Макрой пристально посмотрел на нее. До сего дня Белая относилась к таким как он с холодной, даже настороженной отчужденностью и вежливым равнодушием. То, что делали для нее, будь это слуги или кто-то другой, она принимала как должное, просто потому, что они обязаны были делать это. Остальное ее не интересовало и не потому что она была недобрым, черствым или эгоистичным человеком, а потому что не видела в этом необходимости, да и что общего у нее могло быть с людьми низших сословий. По дороге к брату в форт, она с таким же вежливым отчуждением и сдержанностью, пресекала всякие попытки подобных людей сблизиться с ней и навязать свое общество. Но никогда она не выказывала человеку, стоящим ниже ее по положению своего пренебрежения. Мать строго внушала детям, что как бы не относились она с братом к низшему сословию и какими бы достоинствами не обладали, показывать свое превосходство было вульгарно и грубо. Но то, с каким участием отнесся к ней в ее нелегком положении бродяга траппер, как заботился и выражал горячее сочувствие ее положению, не по обязанности, а лишь по доброте душевной, тронуло Белую. Может быть, это впечатлило ее тем сильнее, что в лагере индейцев, дикари не проявляли к ней никаких чувств. Они не выказывали перед ней своего превосходства, не унижали ее, лишний раз напоминая, что она здесь всего на всего рабыня. Нет, этого, конечно, не было, но вниманием и участием ее не баловали, не считая робких попыток Осеннего Листа и сдержанно деловой заботы Легкого Пера. Когтистая Лапа был особым случаем.
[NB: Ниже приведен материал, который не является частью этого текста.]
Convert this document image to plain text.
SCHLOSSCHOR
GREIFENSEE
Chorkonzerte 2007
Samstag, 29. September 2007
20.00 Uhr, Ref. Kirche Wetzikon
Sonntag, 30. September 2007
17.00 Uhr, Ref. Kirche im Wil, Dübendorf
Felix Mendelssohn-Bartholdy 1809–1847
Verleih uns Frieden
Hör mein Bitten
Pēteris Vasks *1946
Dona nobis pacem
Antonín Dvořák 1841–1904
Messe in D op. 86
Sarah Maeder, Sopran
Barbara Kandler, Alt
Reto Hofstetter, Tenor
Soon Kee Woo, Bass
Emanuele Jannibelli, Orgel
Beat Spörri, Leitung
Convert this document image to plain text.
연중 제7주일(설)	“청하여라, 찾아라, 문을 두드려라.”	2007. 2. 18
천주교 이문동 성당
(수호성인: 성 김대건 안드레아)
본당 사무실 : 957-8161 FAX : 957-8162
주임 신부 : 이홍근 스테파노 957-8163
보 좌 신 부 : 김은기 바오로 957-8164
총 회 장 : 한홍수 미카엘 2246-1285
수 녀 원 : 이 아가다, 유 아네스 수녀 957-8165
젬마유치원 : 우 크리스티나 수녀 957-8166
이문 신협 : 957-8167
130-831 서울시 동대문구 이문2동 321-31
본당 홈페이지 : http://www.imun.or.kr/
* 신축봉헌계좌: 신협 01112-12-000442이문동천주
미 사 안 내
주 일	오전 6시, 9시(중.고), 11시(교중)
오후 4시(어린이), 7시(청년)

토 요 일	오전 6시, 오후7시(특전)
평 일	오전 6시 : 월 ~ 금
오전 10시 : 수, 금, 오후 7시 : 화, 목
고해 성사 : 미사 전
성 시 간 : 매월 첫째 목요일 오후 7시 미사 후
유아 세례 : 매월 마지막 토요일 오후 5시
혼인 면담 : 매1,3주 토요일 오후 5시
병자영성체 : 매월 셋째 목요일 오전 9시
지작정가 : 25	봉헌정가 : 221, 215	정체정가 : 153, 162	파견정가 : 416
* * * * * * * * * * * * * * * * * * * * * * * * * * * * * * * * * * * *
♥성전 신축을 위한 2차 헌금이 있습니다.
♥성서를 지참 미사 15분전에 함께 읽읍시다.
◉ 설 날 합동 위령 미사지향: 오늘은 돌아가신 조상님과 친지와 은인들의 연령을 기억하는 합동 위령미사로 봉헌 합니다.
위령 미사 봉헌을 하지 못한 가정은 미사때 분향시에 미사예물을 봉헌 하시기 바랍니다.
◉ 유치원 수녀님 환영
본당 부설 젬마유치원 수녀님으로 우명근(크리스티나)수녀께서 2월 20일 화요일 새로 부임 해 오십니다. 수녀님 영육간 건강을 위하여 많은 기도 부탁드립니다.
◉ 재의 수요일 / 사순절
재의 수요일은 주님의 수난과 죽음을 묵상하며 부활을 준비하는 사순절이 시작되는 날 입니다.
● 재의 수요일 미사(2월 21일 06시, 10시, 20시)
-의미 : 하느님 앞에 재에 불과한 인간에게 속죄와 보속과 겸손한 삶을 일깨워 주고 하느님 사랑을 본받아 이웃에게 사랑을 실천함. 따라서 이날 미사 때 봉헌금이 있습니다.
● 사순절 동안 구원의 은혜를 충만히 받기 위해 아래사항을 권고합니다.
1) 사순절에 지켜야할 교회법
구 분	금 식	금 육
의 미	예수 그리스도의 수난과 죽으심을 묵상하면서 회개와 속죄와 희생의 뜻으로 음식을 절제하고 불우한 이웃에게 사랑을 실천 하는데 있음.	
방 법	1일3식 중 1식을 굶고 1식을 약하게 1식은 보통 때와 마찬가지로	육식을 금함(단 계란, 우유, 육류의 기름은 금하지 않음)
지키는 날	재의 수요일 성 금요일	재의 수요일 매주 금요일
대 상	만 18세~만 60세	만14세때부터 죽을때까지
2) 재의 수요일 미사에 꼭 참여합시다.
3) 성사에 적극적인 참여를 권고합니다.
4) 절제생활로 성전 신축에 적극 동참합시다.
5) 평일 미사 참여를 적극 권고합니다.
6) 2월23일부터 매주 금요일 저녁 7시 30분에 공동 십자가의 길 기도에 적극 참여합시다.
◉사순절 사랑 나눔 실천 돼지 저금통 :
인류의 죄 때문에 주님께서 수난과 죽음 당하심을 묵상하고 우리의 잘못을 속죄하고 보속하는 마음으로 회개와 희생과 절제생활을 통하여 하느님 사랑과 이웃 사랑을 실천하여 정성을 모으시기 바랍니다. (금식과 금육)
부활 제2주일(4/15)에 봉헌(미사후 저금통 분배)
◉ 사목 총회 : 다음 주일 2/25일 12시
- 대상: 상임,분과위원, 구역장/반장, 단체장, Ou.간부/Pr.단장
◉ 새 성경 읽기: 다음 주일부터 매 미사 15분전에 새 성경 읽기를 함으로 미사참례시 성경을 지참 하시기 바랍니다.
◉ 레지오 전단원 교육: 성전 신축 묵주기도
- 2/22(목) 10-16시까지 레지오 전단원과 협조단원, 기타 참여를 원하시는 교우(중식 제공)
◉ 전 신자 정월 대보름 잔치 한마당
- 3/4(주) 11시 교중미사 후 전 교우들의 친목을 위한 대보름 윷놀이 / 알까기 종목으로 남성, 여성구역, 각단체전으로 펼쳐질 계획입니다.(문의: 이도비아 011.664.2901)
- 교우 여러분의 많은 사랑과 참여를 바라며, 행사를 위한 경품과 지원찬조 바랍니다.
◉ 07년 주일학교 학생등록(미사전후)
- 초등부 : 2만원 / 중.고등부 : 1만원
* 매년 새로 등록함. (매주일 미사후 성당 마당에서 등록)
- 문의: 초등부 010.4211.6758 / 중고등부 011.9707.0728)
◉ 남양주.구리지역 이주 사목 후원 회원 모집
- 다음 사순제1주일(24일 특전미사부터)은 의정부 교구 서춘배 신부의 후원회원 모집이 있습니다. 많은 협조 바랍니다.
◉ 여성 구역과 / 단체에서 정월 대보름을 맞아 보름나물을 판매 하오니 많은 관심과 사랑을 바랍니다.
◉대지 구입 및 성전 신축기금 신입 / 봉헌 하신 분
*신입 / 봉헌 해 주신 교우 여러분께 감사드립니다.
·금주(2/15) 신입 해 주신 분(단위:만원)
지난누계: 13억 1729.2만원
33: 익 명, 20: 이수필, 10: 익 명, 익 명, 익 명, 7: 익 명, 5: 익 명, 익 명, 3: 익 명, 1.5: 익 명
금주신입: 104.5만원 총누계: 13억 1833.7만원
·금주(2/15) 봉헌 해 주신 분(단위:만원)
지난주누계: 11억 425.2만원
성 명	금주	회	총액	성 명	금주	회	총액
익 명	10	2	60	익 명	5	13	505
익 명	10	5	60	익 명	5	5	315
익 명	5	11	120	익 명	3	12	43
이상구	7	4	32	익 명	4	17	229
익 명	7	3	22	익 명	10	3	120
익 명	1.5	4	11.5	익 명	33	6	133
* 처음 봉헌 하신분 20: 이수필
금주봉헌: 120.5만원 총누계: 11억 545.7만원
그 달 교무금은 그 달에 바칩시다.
Он видел в Белой не столько рабыню, сколько свою промашку, единственный раз его нож не поразил врага насмерть и она была назойливым, неприятным напоминанием об этом. В сдержанности и чувстве собственного достоинства индейцы нисколько не уступали цивилизованной аристократии. Так в чем же ее превосходство перед ними? В том, что она знает то чего не знают они, что она образована, воспитана и живет более комфортно чем они. Но дикари умели то, чего не умела она, они знали много такого о чем она, Белая, не имела представления. Все так, но они были другими и представление о жизни у индейце было другим и все тут. А вот Роб Макрой был свой, и прекрасно понимал ее.
- Я уже говорил, вам, что больше всего на свете дорожу своей совестью. И я уже в том возрасте, милая барышня, когда начитают думать о своей многогрешной душе...
Договорить он не успел, полог палатки откинулся, и в нее просунулась голова индейца. Он, что-то сказал Робу, взглядом показав на Белую и исчез.
- Вот так, так... - сняв свою шляпу, почесал макушку старик. - Вот это, доложу я вам, дела закрутились...
- А что случилось? - встревожилась девушка, видя его растерянность.
- Так это... - Роб почти испуганно посмотрел на нее, - нас с вами, выходит, позвали на Совет вождей. Ну, доложу, я вам... это уж... - развел он руками, не в силах выразить обуревавшего его недоумения. - Не знаю, что и подумать... Да, что гадать бестолку, на месте разберемся.